15.          General.
 
(a) This Agreement may be amended only by an instrument executed by the authorized representatives of both parties.
 
(b) Any termination ,cancellation or expiration of this Agreement notwithstanding, provisions which are intended to survive and continue shall so survive and continue.
 
(c) Without regard to any conflict of law provisions, and acknowledging that DRS, Inc. is a Nevada corporation, this Agreement shall be interpreted in accordance with the laws of the State of Washington and venue for any action shall be in King County, Washington.
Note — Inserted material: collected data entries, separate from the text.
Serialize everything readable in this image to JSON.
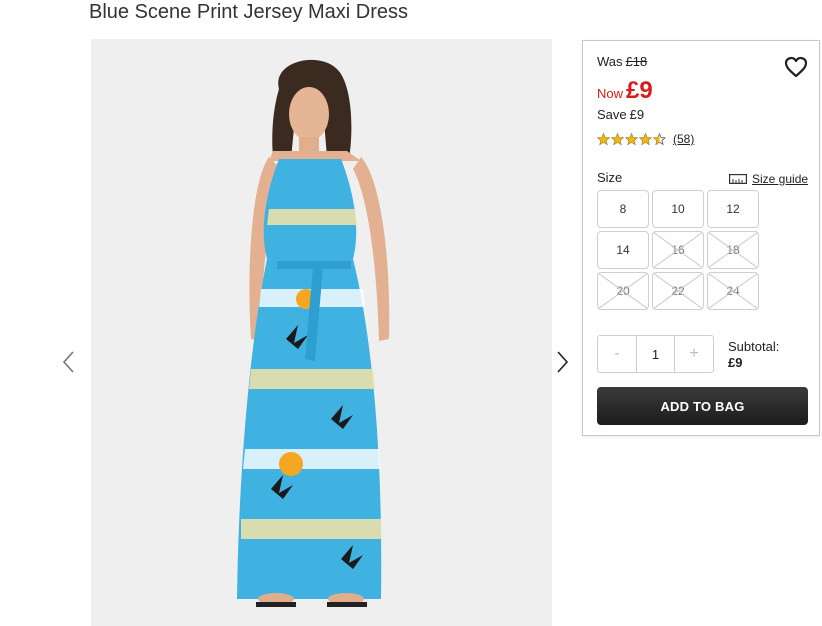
{
  "product": {
    "title": "Blue Scene Print Jersey Maxi Dress"
  },
  "price": {
    "was_label": "Was",
    "was_value": "£18",
    "now_label": "Now",
    "now_value": "£9",
    "save_label": "Save",
    "save_value": "£9"
  },
  "rating": {
    "value": 4.5,
    "max": 5,
    "count_label": "(58)"
  },
  "sizes": {
    "label": "Size",
    "guide_label": "Size guide",
    "options": [
      {
        "label": "8",
        "available": true
      },
      {
        "label": "10",
        "available": true
      },
      {
        "label": "12",
        "available": true
      },
      {
        "label": "14",
        "available": true
      },
      {
        "label": "16",
        "available": false
      },
      {
        "label": "18",
        "available": false
      },
      {
        "label": "20",
        "available": false
      },
      {
        "label": "22",
        "available": false
      },
      {
        "label": "24",
        "available": false
      }
    ]
  },
  "quantity": {
    "minus": "-",
    "value": "1",
    "plus": "+"
  },
  "subtotal": {
    "label": "Subtotal:",
    "value": "£9"
  },
  "actions": {
    "add_to_bag": "ADD TO BAG"
  },
  "icons": {
    "prev": "chevron-left-icon",
    "next": "chevron-right-icon",
    "favourite": "heart-icon",
    "size_guide": "ruler-icon",
    "star": "star-icon"
  },
  "colors": {
    "price_red": "#d71c1c",
    "star": "#f2b705",
    "button": "#262626",
    "dress_blue": "#3fb2e2"
  }
}
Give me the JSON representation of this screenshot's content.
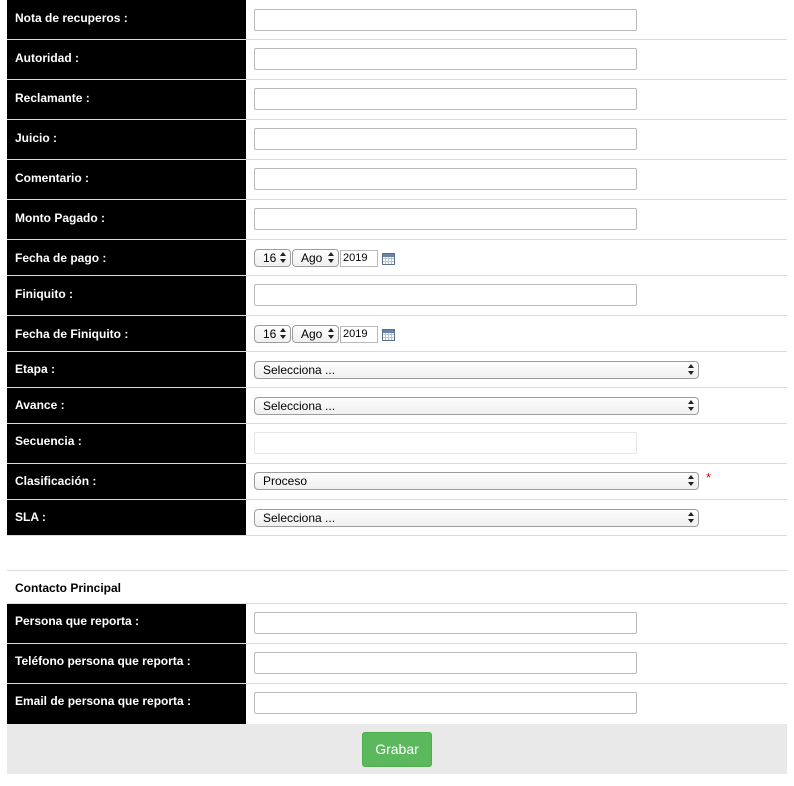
{
  "form": {
    "recuperos_label": "Nota de recuperos :",
    "autoridad_label": "Autoridad :",
    "reclamante_label": "Reclamante :",
    "juicio_label": "Juicio :",
    "comentario_label": "Comentario :",
    "monto_label": "Monto Pagado :",
    "fecha_pago_label": "Fecha de pago :",
    "fecha_pago": {
      "day": "16",
      "month": "Ago",
      "year": "2019"
    },
    "finiquito_label": "Finiquito :",
    "fecha_finiquito_label": "Fecha de Finiquito :",
    "fecha_finiquito": {
      "day": "16",
      "month": "Ago",
      "year": "2019"
    },
    "etapa_label": "Etapa :",
    "etapa_value": "Selecciona ...",
    "avance_label": "Avance :",
    "avance_value": "Selecciona ...",
    "secuencia_label": "Secuencia :",
    "clasificacion_label": "Clasificación :",
    "clasificacion_value": "Proceso",
    "required_mark": "*",
    "sla_label": "SLA :",
    "sla_value": "Selecciona ..."
  },
  "contacto": {
    "title": "Contacto Principal",
    "persona_label": "Persona que reporta :",
    "telefono_label": "Teléfono persona que reporta :",
    "email_label": "Email de persona que reporta :"
  },
  "footer": {
    "save_label": "Grabar"
  },
  "colors": {
    "label_bg": "#000000",
    "button_bg": "#5cb85c",
    "footer_bg": "#e9e9e9",
    "required": "#e00000"
  }
}
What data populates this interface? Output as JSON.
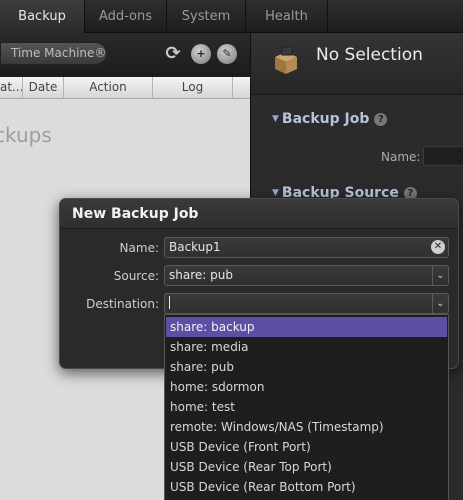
{
  "tabs": [
    {
      "label": "Backup",
      "active": true
    },
    {
      "label": "Add-ons",
      "active": false
    },
    {
      "label": "System",
      "active": false
    },
    {
      "label": "Health",
      "active": false
    }
  ],
  "toolbar": {
    "time_machine_label": "Time Machine®",
    "icons": [
      "refresh-icon",
      "add-job-icon",
      "edit-job-icon"
    ]
  },
  "table": {
    "columns": [
      "at...",
      "Date",
      "Action",
      "Log"
    ],
    "empty_text": "ckups"
  },
  "detail": {
    "title": "No Selection",
    "backup_job_section": "Backup Job",
    "backup_source_section": "Backup Source",
    "name_label": "Name:"
  },
  "dialog": {
    "title": "New Backup Job",
    "name_label": "Name:",
    "name_value": "Backup1",
    "source_label": "Source:",
    "source_value": "share: pub",
    "destination_label": "Destination:",
    "destination_value": ""
  },
  "destination_options": [
    "share: backup",
    "share: media",
    "share: pub",
    "home: sdormon",
    "home: test",
    "remote: Windows/NAS (Timestamp)",
    "USB Device (Front Port)",
    "USB Device (Rear Top Port)",
    "USB Device (Rear Bottom Port)"
  ],
  "destination_highlighted": "share: backup",
  "colors": {
    "highlight": "#5b4fa6",
    "section_title": "#b6c2dc",
    "dialog_bg": "#2a2a2a"
  }
}
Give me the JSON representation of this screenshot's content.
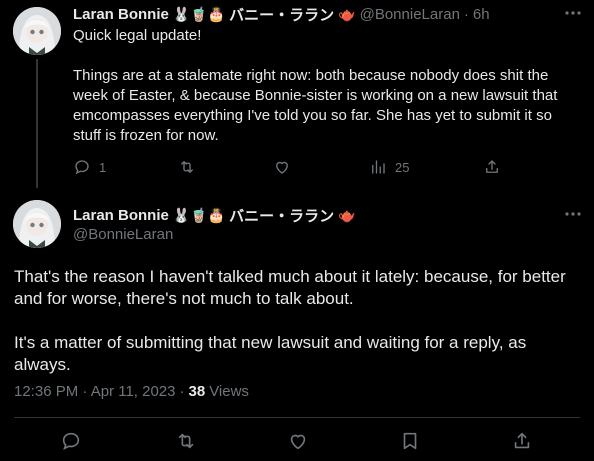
{
  "tweet1": {
    "author_name": "Laran Bonnie",
    "author_emoji": "🐰🧋🎂",
    "author_jp": "バニー・ララン",
    "author_jp_emoji": "🫖",
    "handle": "@BonnieLaran",
    "separator": "·",
    "time": "6h",
    "text": "Quick legal update!\n\nThings are at a stalemate right now: both because nobody does shit the week of Easter, & because Bonnie-sister is working on a new lawsuit that emcompasses everything I've told you so far. She has yet to submit it so stuff is frozen for now.",
    "reply_count": "1",
    "retweet_count": "",
    "like_count": "",
    "views_count": "25"
  },
  "tweet2": {
    "author_name": "Laran Bonnie",
    "author_emoji": "🐰🧋🎂",
    "author_jp": "バニー・ララン",
    "author_jp_emoji": "🫖",
    "handle": "@BonnieLaran",
    "text": "That's the reason I haven't talked much about it lately: because, for better and for worse, there's not much to talk about.\n\nIt's a matter of submitting that new lawsuit and waiting for a reply, as always.",
    "timestamp": "12:36 PM · Apr 11, 2023",
    "separator": "·",
    "views_number": "38",
    "views_label": "Views"
  },
  "icons": [
    "more-icon",
    "reply-icon",
    "retweet-icon",
    "like-icon",
    "views-icon",
    "share-icon",
    "bookmark-icon"
  ],
  "colors": {
    "background": "#000000",
    "text": "#e7e9ea",
    "muted": "#71767b",
    "divider": "#2f3336"
  }
}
The parties expressly acknowledge this jurisdiction and. venue clause and agree that it was specifically negotiated with full knowledge of its consequences.
 
DRS:
Consultant:
                                                                                                                                                                            
 
(d) In the event of litigation between the parties with respect to this Agreement, the prevailing party shall be entitled to reimbursement from the other party for attorneys^ fees and costs, including attorneys' fees and costs associated with all appeals and the collection of any judgment.
 
(e) Whenever possible, each provision of this Agreement shall be interpreted in such manner as to be effective and valid under applicable law, but if any provision of this Agreement is held to be invalid, illegal or unenforceable in any respect under any applicable law or rule in any jurisdiction, such invalidity, illegality or unenforceability will not affect any other provision or any other jurisdiction, but this Agreement will be reformed, construed and enforced in such jurisdiction as if such invalid, illegal or unenforceable provision had never been contained herein.
 
(f) If either party should waive any breach of any provisions of this Agreement, he or it shall not thereby be deemed to have waived any preceding or succeeding breach of the same or any other provision of this Agreement.
 
(g) DRS, Dan Guimont, and Dan Mendes shall be jointly and severally liable for the obligations under this Agreement.
 
(h) This Agreement has been prepared after negotiations between the parties and each party is entering into it voluntarily and with a full understanding of the consequences of it. Both parties have had the opportunity for the assistance of counsel in the drafting of this Agreement and it shall not be construed for or against any party to it
 
 
 

 
 
(i) This Agreement shall be binding upon the heirs, successors, and assigns of the parties. In the event that DRS, Dan Guimont, or Dan Mendes shall sell any of the assets or shares of stock of DRS to a third party, or any one of them forms another entity that is in the sheetrock disposal and recycling business, this Agreement shall continue in full force and effect with such third parties. DRS shall not assign any of its rights under this Agreement without the prior written consent of Consultant, which Consultant may withhold in his sole discretion.
 
 
IN WITNESS WHEREOF the parties hereto have caused this Agreement to be executed by their duly authorized representatives and to be effective as of the date first above written.